The analysis by ID Analytics, a subsidiary of Lifelock, found that consumers who have a high degree of online exposure are four times more likely to fall victim to identity theft than the general population.
The company, which maintains data on millions of identity theft victims, pulled out profiles of a few thousand known victims as well as 100,000 random people. It built a model to predict who among the 100,000 had their identities stolen, based on patterns observed in the known victims.
Using an online aggregator, ID Analytics gathered all the information it could find on those 100,000 people on websites, social media sites, blogs, and public records. ID Analytics counted the number of times a person’s name, address, and phone number appeared on social websites and public records, and how many variations of that information popped up.
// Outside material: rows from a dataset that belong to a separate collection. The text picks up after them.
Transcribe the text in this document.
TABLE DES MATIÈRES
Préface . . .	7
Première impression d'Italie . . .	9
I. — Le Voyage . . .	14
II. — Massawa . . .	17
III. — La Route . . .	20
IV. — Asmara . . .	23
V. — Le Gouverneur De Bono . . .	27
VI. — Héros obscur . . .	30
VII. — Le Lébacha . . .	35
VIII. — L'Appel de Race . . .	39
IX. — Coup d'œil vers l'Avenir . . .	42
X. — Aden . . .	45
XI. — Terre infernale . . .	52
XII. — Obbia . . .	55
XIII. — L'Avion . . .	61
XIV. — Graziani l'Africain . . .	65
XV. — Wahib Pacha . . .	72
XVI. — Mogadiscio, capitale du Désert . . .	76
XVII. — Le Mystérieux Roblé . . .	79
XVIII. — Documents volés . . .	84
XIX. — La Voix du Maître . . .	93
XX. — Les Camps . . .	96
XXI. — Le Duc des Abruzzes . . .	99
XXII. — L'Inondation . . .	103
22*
Those the model predicted were at highest risk had many social media profiles online and appeared on several websites of any kind. The correlation makes sense, since the more places one’s personal data appears on the Internet, the more places from which it can be swiped.
“What was surprising to us was the sheer number of addresses out there,” said Stephen Coggeshall, chief analytics and science officer at ID Analytics. “The more addresses and historical addresses we found for you, the more likelihood you were a victim.”
While some of this is outside consumers’ control, “consumers should give careful thought to how much they’re deliberately putting out there and they should explore the extent to which they’re out there even without their actions–public records and that sort of thing,” Coggeshall said. “There are methods people can use to reduce their exposure online.”
Lifelock, of course, is one; the company provides identity fraud protection services for consumers and businesses. But there are many others, including Identity Guard, Identity Force, Trusted ID and myFICO.
Coggeshall recommended being careful about what you post online, using reputable sites like LinkedIn and consolidating to a smaller number of social media profiles.
The most sensitive data fields, the research found, are Social Security number and date of birth.
“That is one that frequently is inadvertently revealed on social sites, where people will say ‘happy birthday’ on your Facebook page, for instance,” Coggeshall said.
Consumers increasingly prioritize convenience over security and privacy, which will likely lead to rising amounts of fraud in the coming years, Coggeshall said.
“Think about how often you read user agreements when you download an app,” he said. “Nobody reads those things, which spell out how your data is going to be used. People say they want privacy and security, but irrationally give up all that for simple convenience.”